After tinkering around with our first equation (centripetal force = Coulomb force), we are able to find an expression for the kinetic energy of the electron. All we have to do is to rearrange the equation such that $\mu v^2/2$ is on one side of the equals sign, which is just the kinetic energy. Then, on the other side we get:

$E_\text{kin}=\frac{\mu v^2}{2}=\frac{1}{2}\cdot\frac{Ze^2}{4\pi\varepsilon_0 r}=-\,\frac{1}{2}E_\text{pot}$

Thus, the kinetic energy equals half the negative potential energy. (Surely, you might need some physical-mathematical practice to immediately identify the potential energy on the right side of the equation. But after all, no magic is involved in this step. 😉 )
Now, let’s put together the different energies in order to calculate the total energy of the electron:

$E=E_\text{kin}+E_\text{pot}=-\,\frac{1}{2}\cdot\frac{Ze^2}{4\pi\varepsilon_0 r}$

We substitute the radius $r$ by

$r=\frac{n^2h^2\cdot\varepsilon_0}{\pi\cdot\mu\cdot Z\cdot e^2}$.

(We’ve already deduced this expression earlier.)
In doing so, the overall energy becomes dependend on $n$ too:

$E_n=-\,\frac{\mu e^4\cdot Z^2}{8\varepsilon_0^2h^2\cdot n^2}=-Ry^\ast\cdot\frac{Z^2}{n^2}$

We can put all the constants together and write another single constant instead. In fact, we already did that in the last step above. The new constant $Ry^\ast$ is called Rydberg constant.

$Ry^\ast=Ry\cdot h\cdot c=\frac{\mu\cdot e^4}{8\varepsilon_0^2 h^2}$

Once again, we saw something getting quantized – this time, it was the electron’s energy. All these quantizations are represented by the $n$ ocurring in the formulas. Consequently, the electron can only have discrete values of energy. Again, values in between aren’t possible.
We can simply number the energy values consecutively by plugging in a natural number for $n$ ($n=1,2,3,\dots$).
The $n$ in the above formula represents a quantum number, in fact it stands for the “energy quantum number”, a number which specify the number of periods of the standing de Broglie waves on the circle’s perimeter.

Incidentally, the boundary condition that the de Broglie wave forming around the nucleus has to be a standing wave can just as well be replaced by the condition that the angular momentum of the electron has to be quantized.
(In doing so, one has to multiply both sides of the equation

$v = n\cdot\frac{h}{2\pi\mu r}$

with $\mu\cdot r$. For the left side of the equation we thus obtain $r\cdot\mu v$ which is just the absolute value $L$ of the angular momentum. The right side yields $n\cdot h / (2\pi)$, which we can write as $n\cdot\hbar$.
Hence, the absolute value of the electron’s angular momentum is quantized too and it can only be an integral multiple of $\hbar$. $L=n\cdot\hbar$.

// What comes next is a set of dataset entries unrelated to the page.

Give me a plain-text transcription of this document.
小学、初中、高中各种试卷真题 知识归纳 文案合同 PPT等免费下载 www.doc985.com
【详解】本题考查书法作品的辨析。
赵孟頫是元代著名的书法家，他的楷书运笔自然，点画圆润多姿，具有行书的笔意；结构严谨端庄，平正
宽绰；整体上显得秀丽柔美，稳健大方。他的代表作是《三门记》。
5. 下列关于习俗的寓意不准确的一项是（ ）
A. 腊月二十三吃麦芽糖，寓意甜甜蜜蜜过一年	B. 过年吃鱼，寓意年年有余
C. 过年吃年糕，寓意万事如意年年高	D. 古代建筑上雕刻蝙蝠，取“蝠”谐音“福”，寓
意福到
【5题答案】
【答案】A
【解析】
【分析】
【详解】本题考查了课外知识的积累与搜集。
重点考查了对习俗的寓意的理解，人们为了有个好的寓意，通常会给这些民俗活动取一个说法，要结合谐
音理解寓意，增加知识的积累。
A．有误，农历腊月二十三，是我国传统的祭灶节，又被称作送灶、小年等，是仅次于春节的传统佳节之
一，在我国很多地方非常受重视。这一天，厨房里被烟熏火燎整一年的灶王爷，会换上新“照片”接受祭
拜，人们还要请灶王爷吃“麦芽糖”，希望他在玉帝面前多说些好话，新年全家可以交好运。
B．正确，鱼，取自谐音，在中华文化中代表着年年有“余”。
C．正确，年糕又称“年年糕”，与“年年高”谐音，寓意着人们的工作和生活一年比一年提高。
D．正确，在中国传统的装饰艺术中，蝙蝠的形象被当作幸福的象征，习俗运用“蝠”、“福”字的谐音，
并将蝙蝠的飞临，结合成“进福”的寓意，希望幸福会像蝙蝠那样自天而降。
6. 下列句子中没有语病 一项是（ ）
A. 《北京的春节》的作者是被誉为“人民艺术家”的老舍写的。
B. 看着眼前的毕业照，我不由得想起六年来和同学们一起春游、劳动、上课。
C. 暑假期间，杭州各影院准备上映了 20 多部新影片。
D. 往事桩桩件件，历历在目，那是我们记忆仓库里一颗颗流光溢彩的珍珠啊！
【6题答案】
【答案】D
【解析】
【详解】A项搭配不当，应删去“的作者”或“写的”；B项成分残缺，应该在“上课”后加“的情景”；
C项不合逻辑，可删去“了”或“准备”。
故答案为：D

Well, maybe you also like to see some tangible numerical values:
The lowest energy ($n=1$) of the electron in the hydrogen atom ($Z=1$) is $E_1 = -Ry^\ast = -13.6~\text{eV} = -E^\text{ion}$. In order to move the hydrogen’s electron from the ground state to infinity (speaking in terms of the “real world”, “infinity” just means “very far away”), 13.6 eV of energy have to be spent. We call this process ionization and consequently, the corresponding energy is the ionization energy.

There are many other mathematical spin-offs (the derivation of the Balmer series for the hydrogen spectrum or the derivation of the Bohr radius from the Heisenberg Uncertainty Principle, …), but maybe here’s the point where I should come to an end.

Hopefully, you aren’t completely confused by this more or less mathematical description of the Bohr model! But if you are, don’t worry, that’s not bad. Maybe you were able to take something along even in this case. In my opinion, the point in doing physics hasn’t always to be to develop an understanding right down to the last detail. Instead, it often suffices to grasp some impressions of the theories, the models, or nature and therefore being able to ask further questions about our world. The most important thing is to stay curious and (like Ines Lalowa once told me) say things like “…I really enjoy being amazed“.

(As a last point, I probably should note again that the Bohr model of the hydrogen atom – although being a relatively intuitively accessible model – isn’t able to describe all the experimental observations. It cannot be the “real” picture of an atom. See the main article for further informations.)